Débattue en chambre à Ottawa cette semaine, la motion M-103 de la députée libérale Iqra Khalid, de la circonscription de Mississauga-Erin Mills en Ontario, cause tout un émoi au Canada. Bien que déposée en décembre – bien avant la tuerie du 29 janvier à la grande mosquée de Québec – elle est devenue ces derniers jours le lieu d’affrontements politiques sur la notion d’islamophobie.
Les libéraux majoritaires y voient l’occasion de consolider leur électorat musulman. Les conservateurs la contestent dans un contexte de leur course à la chefferie. Les néodémocrates se posent en défenseurs de tous les groupes canadiens.
Lutter contre le «climat de haine et de peur»
Essentiellement, la motion, après avoir affirmé qu’un climat de haine et de peur s’installe au Canada, condamne l’islamophobie, le racisme et la discrimination religieuse.
Si elle est adoptée, elle sera référée au Comité permanent du patrimoine pour étudier la question et faire des recommandations. Le Comité aura un délai de 240 jours pour présenter son rapport. En somme, une adoption aura un effet politique assuré, mais un effet réel inexistant pour au moins un an.

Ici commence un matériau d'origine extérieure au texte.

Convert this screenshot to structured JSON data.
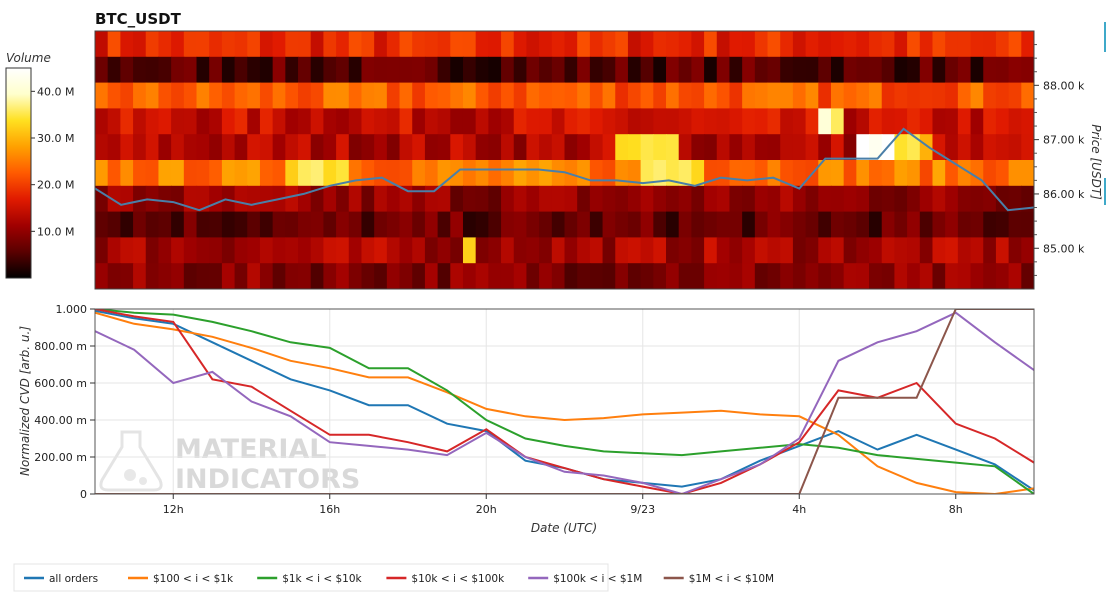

Dès lors, sous ses airs de gros bon sens, pourquoi cette motion fait-elle l’objet de tant de débats au Canada?
Parce qu’elle est mal ficelée, voilà tout.
Il faut en effet se demander si la pétition traduit une réalité propre uniquement à certaines régions canadiennes ou à l’ensemble du Canada. La députée Khalid se trouve dans la région de Toronto et semble marquée par le contexte social de la Ville Reine, où la moitié des résidents sont nés à l’extérieur du Canada et où, selon des données dévoilées l’an dernier par les policiers de Toronto, près de la moitié des crimes haineux y visent les musulmans et les juifs. Ajoutons à cela l’incendie d’une mosquée de Peterborough en novembre et l’arrestation d’un individu qui voulait mettre le feu à une mosquée à Hamilton en septembre, et nous voyons peut-être d’où viendrait le fameux climat de peur et de haine qu’elle perçoit dans la population.

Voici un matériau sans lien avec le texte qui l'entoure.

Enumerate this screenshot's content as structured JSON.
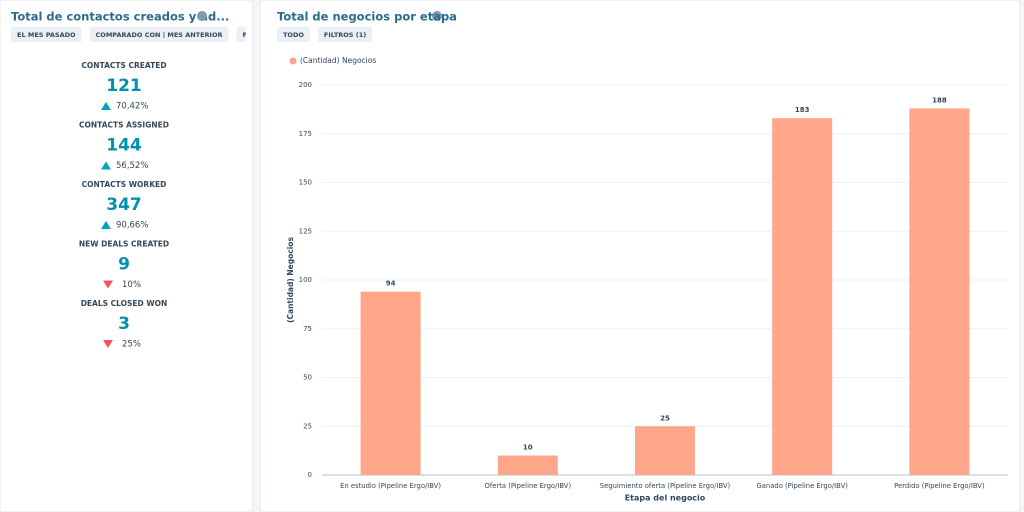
{
  "kpi_panel": {
    "title": "Total de contactos creados y ad...",
    "filters": [
      "EL MES PASADO",
      "COMPARADO CON | MES ANTERIOR",
      "FILT"
    ],
    "metrics": [
      {
        "label": "CONTACTS CREATED",
        "value": 121,
        "change": "70,42%",
        "direction": "up"
      },
      {
        "label": "CONTACTS ASSIGNED",
        "value": 144,
        "change": "56,52%",
        "direction": "up"
      },
      {
        "label": "CONTACTS WORKED",
        "value": 347,
        "change": "90,66%",
        "direction": "up"
      },
      {
        "label": "NEW DEALS CREATED",
        "value": 9,
        "change": "10%",
        "direction": "down"
      },
      {
        "label": "DEALS CLOSED WON",
        "value": 3,
        "change": "25%",
        "direction": "down"
      }
    ]
  },
  "chart_panel": {
    "filters": [
      "TODO",
      "FILTROS (1)"
    ]
  },
  "chart_data": {
    "type": "bar",
    "title": "Total de negocios por etapa",
    "categories": [
      "En estudio (Pipeline Ergo/IBV)",
      "Oferta (Pipeline Ergo/IBV)",
      "Seguimiento oferta (Pipeline Ergo/IBV)",
      "Ganado (Pipeline Ergo/IBV)",
      "Perdido (Pipeline Ergo/IBV)"
    ],
    "series": [
      {
        "name": "(Cantidad) Negocios",
        "color": "#ffa68a",
        "values": [
          94,
          10,
          25,
          183,
          188
        ]
      }
    ],
    "xlabel": "Etapa del negocio",
    "ylabel": "(Cantidad) Negocios",
    "ylim": [
      0,
      200
    ],
    "yticks": [
      0,
      25,
      50,
      75,
      100,
      125,
      150,
      175,
      200
    ],
    "grid": true
  }
}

Mais quelle population au juste? Ce n’est pas précisé. Quel type de peur au juste? Là encore, on nage en plein flou artistique.
Définir l’islamophobie
La motion condamne ensuite l’islamophobie, le racisme et la discrimination religieuse. Elle s’appuie en partie sur la pétition e411. Or, l’élément clé de cette pétition – la condamnation de l’islamophobie qui se nourrit de craintes face à un intégrisme islamiste qui ne représente en rien l’islam – est absent de la motion.
Pourquoi cette omission?
C’est sans doute l’impossibilité de faire consensus pour définir l’extrémisme musulman qui, selon la pétition, offre un «prétexte pour une montée notable des sentiments antimusulmans au Canada».

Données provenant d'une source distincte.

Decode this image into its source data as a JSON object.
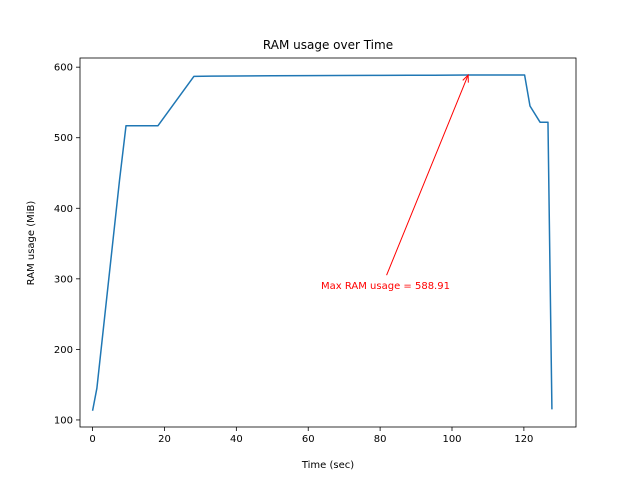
{
  "chart_data": {
    "type": "line",
    "title": "RAM usage over Time",
    "xlabel": "Time (sec)",
    "ylabel": "RAM usage (MiB)",
    "xlim": [
      -3.5,
      134.5
    ],
    "ylim": [
      90,
      613
    ],
    "xticks": [
      0,
      20,
      40,
      60,
      80,
      100,
      120
    ],
    "yticks": [
      100,
      200,
      300,
      400,
      500,
      600
    ],
    "grid": false,
    "series": [
      {
        "color": "#1f77b4",
        "x": [
          0,
          1.2,
          7.5,
          9.3,
          18.2,
          28.2,
          33,
          40,
          50,
          60,
          68,
          78,
          88,
          95,
          104.5,
          110,
          120.2,
          121.7,
          124.5,
          126.2,
          126.7,
          127.8
        ],
        "y": [
          113,
          145,
          440,
          517,
          517,
          587,
          587.3,
          587.5,
          587.8,
          588,
          588.2,
          588.3,
          588.5,
          588.6,
          588.91,
          588.9,
          588.9,
          545,
          522,
          522,
          522,
          115
        ]
      }
    ],
    "annotation": {
      "text": "Max RAM usage = 588.91",
      "color": "#ff0000",
      "point": [
        104.5,
        588.91
      ],
      "text_pos": [
        81.5,
        291
      ]
    }
  }
}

Rappelons qu’en vertu de la Charte canadienne des droits et libertés, les croyances se valent et une pensée bien qu’extrémiste est parfaitement légale dans une perspective religieuse tant qu’elle n’enfreint pas les dispositions du code criminel. Au Canada le seul critère est celui de la sincérité de la croyance, il n’y a pas de qualification supérieure accordée à l’importance d’un groupe.
Par ailleurs, tandis que le concept d’islamophobie n’apparaît qu’à la toute fin de la pétition, il est central dans la motion, mais sans pour autant être clairement défini.
On laisse ainsi planer un doute politiquement irresponsable sur ce qu’est réellement l’islamophobie. Les attaques contre les chiites sont-elles des actes islamophobes? S’élever contre l’égorgement des animaux sans étourdissement est-il islamophobe? Les caricatures du prophète sont-elles des actes islamophobes?
Les députés doivent donc débattre d’une motion au libellé furtif, dont trop de notions demeurent insaisissables. Les bons sentiments, certes louables, ne font pas nécessairement de bonnes politiques publiques. Des précisions s’imposent afin que les élus et la population puissent réellement juger si M-103 traduit ou non une réalité pancanadienne attestée et circonscrite.
En somme, dans son état actuel, on peut se demander si cette motion sert réellement le débat de société.
Dans un Canada post-29-janvier, le débat devrait pourtant avoir éclipsé le stade des imprécisions et maladresses parlementaires depuis belle lurette.